Elektronische Fußfessel für Straftäter geplant
Nach wochenlangem Streit in der Koalition hat die Bundesregierung gestern Eckpunkte für eine Reform der Sicherungsverwahrung verabschiedet.
Berlin. Neue Pläne der Regierungskoalition in Sachen Sicherungsverwahrung: Offenbar als Zugeständnis an die Union enthält das Konzept von Justizministerin Sabine Leutheusser-Schnarrenberger (FDP) auch die Möglichkeit einer elektronischen Fußfessel für bestimmte Straftäter. Fragen und Antworten zum Thema:
Wie ist die geltende Rechtslage?
Zum einen kann das Gericht wegen akuter Rückfallgefahr des Täters schon im Urteil eine Sicherungsverwahrung nach der Haftstrafe anordnen. Zum anderen kann sich das Gericht im Urteil vorbehalten, eine Sicherungsverwahrung später anzuordnen. Davon machen die Richter Gebrauch, wenn sie "nur" Zweifel an der Resozialisierbarkeit des Täters hegen. Schließlich gibt es die nachträgliche Sicherungsverwahrung. Sie wird am Ende der Haftstrafe angeordnet, wenn es zum Zeitpunkt der Verurteilung keine Anhaltspunkte für eine Nicht-Resozialisierbarkeit des Täters gab, sondern erst während der Strafverbüßung.
Was will die Justizministerin?
Nach ihren gestern vom Kabinett beschlossenen Eckpunkten soll die nachträgliche Sicherungsverwahrung ganz abgeschafft werden. Erlaubt ist sie nur noch, wenn sie im ursprünglichen Urteil bereits vorgesehen beziehungsweise angedroht war. Für diese beiden Varianten erhalten die Richter mehr Spielraum. Zugleich soll die Sicherungsverwahrung nur noch bei Gewalt- und Sexualstraftätern zum Zuge kommen. Bislang erstreckt sie sich auch auf andere Kriminelle wie Betrüger oder Diebe.
Was hat es mit den elektronischen Fußfessel auf sich?

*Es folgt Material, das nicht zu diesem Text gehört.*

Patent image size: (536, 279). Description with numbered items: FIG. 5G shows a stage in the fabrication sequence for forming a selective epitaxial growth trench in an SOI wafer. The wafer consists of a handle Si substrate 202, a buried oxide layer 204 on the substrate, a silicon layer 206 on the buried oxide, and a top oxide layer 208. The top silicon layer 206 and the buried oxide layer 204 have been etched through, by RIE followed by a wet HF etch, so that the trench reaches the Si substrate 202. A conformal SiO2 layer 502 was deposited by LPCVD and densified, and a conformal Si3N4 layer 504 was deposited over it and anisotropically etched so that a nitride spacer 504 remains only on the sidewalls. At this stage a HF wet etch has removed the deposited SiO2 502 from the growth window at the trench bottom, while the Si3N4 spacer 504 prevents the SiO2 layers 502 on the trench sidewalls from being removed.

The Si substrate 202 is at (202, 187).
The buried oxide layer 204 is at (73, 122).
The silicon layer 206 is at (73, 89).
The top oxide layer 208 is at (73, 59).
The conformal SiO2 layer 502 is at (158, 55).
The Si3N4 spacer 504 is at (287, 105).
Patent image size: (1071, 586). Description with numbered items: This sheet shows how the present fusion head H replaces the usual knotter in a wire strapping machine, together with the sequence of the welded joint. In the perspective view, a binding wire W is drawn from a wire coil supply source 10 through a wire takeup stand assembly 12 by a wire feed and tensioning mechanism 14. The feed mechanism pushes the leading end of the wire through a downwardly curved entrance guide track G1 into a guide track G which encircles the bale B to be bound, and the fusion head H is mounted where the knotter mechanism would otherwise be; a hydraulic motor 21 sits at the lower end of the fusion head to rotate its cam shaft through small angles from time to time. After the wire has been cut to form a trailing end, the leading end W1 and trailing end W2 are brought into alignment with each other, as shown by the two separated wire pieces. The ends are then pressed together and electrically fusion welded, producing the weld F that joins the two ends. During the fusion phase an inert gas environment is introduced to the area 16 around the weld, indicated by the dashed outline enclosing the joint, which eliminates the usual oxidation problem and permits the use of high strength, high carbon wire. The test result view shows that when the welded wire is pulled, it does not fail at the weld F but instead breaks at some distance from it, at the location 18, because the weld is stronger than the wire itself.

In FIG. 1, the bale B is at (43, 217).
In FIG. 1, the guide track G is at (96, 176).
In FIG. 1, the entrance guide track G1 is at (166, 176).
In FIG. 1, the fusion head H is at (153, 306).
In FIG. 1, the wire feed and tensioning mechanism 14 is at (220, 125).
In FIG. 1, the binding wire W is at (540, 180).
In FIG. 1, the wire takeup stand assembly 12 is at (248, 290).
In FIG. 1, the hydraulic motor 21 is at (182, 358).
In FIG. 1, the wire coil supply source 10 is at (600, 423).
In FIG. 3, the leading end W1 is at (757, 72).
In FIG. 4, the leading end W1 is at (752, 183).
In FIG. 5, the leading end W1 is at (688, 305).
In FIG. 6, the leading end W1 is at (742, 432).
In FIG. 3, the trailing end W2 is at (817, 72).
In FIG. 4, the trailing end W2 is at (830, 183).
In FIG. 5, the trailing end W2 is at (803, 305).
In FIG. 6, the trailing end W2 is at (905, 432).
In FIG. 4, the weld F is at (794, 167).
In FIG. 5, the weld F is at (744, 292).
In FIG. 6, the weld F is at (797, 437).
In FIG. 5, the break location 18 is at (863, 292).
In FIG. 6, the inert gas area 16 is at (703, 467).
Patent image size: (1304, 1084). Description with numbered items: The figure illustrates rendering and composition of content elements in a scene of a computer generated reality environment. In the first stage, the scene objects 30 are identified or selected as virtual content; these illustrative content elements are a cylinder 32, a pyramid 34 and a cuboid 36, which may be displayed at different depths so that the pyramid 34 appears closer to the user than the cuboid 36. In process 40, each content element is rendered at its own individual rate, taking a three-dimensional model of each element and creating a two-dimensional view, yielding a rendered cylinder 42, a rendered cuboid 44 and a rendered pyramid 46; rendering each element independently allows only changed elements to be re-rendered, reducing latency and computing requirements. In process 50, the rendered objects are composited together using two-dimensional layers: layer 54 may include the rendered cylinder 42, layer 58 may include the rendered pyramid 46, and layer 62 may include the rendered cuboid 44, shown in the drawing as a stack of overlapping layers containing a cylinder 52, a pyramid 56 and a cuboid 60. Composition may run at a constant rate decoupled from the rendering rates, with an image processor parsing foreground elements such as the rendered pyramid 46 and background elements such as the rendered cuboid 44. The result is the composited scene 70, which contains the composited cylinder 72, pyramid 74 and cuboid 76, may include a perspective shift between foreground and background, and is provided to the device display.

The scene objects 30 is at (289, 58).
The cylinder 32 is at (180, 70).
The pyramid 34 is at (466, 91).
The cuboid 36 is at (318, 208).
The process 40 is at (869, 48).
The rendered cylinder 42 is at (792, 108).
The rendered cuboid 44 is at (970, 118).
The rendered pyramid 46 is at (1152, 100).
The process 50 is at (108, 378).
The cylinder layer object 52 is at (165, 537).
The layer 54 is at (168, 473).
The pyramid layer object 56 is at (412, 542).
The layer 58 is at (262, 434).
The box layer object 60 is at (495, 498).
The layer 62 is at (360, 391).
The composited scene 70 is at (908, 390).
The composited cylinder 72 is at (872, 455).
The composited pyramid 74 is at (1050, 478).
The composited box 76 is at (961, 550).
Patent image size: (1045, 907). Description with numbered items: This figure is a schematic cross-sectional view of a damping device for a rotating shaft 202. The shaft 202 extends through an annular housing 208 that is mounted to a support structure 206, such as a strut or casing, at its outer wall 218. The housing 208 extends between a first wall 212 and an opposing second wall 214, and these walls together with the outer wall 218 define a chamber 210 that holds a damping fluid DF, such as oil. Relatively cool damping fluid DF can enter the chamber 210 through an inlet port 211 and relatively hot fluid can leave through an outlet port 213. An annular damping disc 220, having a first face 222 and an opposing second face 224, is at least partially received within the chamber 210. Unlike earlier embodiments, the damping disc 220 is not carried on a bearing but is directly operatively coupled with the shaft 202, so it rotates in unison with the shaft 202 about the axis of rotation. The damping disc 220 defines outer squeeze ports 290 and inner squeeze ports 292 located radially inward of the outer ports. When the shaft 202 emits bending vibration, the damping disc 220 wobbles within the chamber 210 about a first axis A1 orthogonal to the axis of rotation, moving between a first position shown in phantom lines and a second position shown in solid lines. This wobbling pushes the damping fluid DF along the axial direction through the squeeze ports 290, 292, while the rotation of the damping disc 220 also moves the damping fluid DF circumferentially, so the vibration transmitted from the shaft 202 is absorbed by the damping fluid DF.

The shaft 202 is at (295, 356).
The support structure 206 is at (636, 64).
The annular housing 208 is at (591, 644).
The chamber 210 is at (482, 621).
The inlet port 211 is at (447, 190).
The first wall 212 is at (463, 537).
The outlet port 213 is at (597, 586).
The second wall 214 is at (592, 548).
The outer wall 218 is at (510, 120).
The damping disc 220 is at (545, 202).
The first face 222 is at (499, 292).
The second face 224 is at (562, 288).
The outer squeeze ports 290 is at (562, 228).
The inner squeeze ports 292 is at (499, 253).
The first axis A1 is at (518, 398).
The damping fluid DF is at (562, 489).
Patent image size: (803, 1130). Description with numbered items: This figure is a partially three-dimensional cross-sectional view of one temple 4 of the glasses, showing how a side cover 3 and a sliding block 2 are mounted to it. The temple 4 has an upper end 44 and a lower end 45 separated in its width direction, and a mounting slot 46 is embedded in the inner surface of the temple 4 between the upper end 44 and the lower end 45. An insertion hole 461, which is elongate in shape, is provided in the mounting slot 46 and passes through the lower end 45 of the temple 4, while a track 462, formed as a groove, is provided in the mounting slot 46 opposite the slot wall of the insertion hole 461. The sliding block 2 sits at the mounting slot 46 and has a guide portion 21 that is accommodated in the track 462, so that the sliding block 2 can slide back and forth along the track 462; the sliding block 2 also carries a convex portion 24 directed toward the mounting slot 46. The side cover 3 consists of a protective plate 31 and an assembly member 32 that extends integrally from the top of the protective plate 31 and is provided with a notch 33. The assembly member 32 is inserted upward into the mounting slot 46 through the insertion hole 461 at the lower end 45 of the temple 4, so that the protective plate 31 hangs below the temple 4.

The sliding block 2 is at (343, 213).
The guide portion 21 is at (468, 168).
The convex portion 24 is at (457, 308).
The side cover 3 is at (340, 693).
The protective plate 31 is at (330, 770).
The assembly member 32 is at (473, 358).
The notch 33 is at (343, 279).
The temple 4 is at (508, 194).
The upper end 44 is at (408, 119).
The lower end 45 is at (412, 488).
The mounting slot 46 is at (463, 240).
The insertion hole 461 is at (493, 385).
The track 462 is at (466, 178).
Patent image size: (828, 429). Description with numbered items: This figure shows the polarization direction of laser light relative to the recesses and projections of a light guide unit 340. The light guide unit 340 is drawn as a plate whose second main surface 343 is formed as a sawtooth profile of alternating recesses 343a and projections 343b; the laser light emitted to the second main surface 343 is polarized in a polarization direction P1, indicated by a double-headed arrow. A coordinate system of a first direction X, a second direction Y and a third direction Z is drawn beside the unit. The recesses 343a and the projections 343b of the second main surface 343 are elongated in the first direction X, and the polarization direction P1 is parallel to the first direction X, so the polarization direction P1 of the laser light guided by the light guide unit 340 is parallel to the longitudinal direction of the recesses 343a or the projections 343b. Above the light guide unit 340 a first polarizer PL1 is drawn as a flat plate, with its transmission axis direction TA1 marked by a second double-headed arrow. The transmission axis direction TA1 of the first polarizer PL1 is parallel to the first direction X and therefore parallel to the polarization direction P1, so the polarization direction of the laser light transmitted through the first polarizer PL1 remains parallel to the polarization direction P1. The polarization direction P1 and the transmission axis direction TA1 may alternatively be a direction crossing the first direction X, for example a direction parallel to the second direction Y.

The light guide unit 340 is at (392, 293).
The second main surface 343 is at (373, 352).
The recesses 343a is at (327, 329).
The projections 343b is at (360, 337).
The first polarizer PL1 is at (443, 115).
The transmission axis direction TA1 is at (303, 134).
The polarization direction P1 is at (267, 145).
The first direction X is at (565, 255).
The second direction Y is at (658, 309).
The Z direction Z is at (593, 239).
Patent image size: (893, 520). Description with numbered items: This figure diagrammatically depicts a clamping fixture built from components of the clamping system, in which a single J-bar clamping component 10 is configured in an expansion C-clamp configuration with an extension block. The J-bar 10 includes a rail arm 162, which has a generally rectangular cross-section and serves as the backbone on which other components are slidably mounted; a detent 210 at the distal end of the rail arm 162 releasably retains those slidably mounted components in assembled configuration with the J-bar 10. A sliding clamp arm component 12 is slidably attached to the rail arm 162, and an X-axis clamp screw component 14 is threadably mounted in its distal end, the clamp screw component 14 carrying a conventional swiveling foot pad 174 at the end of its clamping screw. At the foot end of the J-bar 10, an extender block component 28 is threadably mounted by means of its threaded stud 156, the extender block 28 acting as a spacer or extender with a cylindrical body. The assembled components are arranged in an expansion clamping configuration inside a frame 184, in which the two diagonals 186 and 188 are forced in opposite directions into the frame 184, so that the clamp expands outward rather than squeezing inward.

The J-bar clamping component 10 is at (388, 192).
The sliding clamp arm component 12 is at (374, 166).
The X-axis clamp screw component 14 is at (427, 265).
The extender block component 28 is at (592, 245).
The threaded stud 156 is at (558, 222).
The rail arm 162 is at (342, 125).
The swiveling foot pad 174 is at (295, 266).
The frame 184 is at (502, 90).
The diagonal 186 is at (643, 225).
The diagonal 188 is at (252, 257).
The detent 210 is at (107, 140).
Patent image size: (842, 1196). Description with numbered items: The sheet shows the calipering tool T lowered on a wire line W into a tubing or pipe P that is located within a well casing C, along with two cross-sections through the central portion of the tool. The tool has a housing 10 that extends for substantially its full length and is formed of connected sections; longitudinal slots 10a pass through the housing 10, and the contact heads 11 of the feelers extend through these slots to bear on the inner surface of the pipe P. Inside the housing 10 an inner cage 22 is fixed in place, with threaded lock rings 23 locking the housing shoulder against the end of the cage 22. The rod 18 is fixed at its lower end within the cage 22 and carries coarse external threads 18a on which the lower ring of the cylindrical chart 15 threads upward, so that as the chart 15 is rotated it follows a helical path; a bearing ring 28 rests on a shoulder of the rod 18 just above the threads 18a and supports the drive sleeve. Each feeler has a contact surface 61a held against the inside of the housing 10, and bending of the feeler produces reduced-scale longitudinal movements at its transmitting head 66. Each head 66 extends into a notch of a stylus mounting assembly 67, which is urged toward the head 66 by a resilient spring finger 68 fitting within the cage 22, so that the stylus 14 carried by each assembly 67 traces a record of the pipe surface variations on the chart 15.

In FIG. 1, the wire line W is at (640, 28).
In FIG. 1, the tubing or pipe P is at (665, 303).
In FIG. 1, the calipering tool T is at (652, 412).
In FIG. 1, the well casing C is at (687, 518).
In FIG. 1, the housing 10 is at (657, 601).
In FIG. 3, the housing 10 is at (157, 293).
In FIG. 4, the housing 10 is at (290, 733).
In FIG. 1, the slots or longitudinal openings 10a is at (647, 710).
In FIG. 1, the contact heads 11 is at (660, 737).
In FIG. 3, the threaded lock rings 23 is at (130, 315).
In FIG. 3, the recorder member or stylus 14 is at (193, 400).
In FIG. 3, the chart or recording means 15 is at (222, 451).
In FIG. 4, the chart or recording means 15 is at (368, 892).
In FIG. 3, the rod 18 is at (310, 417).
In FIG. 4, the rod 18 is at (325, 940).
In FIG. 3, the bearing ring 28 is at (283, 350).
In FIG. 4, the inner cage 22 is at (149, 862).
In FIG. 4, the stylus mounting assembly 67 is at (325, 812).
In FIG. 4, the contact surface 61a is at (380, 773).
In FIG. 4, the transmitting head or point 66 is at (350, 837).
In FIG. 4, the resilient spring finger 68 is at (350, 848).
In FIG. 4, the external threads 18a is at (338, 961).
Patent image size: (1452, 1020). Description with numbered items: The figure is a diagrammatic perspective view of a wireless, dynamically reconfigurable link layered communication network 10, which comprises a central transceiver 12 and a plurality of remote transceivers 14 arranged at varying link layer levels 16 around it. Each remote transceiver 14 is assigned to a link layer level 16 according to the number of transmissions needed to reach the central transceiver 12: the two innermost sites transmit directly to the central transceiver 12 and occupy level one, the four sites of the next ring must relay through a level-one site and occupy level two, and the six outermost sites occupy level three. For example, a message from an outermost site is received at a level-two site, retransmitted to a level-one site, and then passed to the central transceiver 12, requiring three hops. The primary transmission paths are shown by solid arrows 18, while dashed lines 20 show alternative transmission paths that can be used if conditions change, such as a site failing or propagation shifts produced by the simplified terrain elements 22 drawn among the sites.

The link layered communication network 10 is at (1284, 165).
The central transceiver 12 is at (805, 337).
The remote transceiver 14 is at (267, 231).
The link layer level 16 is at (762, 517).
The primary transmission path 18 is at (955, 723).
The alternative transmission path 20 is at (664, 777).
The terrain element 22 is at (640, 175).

Die Ministerin begründet die Notwendigkeit einer "elektronischen Aufenthaltsüberwachung" von entlassenen Straftätern mit einem Urteil des Europäischen Gerichtshofs für Menschenrechte vom Dezember 2009. Dabei ging es um einen deutschen Straftäter, dessen Sicherungsverwahrung anfangs auf zehn Jahre befristet worden war und erst während dieser Zeit wegen einer Gesetznovelle auf unbestimmte Zeit verlängert wurde. Die Richter sahen die nachträgliche Rücknahme der Befristung als rechtswidrig an. In der Konsequenz droht jetzt die Entlassung von 70 bis 80 Schwerverbrechern aus deutschen Gefängnissen, deren Sicherungsverwahrung ebenfalls nachträglich verlängert wurde. Sie sollen nun per Fußfessel überwacht werden, wobei sie sich grundsätzlich frei bewegen könnten. Derzeit zeigen die elektronischen Geräte nur an, ob sich ein Straftäter in seiner Wohnung aufhält.
Extra Fahrverbotsidee vom Tisch: Kleinere Straftaten werden auch weiterhin nicht mit einem Fahrverbot geahndet. Das Land Niedersachsen konnte sich am Mittwoch bei der Justizministerkonferenz in Hamburg nicht mit seinem Vorschlag durchsetzen, neben Geld- und Haftstrafen auch ein Fahrverbot als Hauptstrafe in den Ahndungskatalog aufzunehmen. Die Ressortchefs sprachen sich gegen das Ansinnen aus Hannover aus, wie die Nachrichtenagentur dpa erfuhr. Zuvor hatte sich Bundesjustizministerin Sabine Leutheusser-Schnarrenberger (FDP) klar gegen ein Fahrverbot ausgesprochen.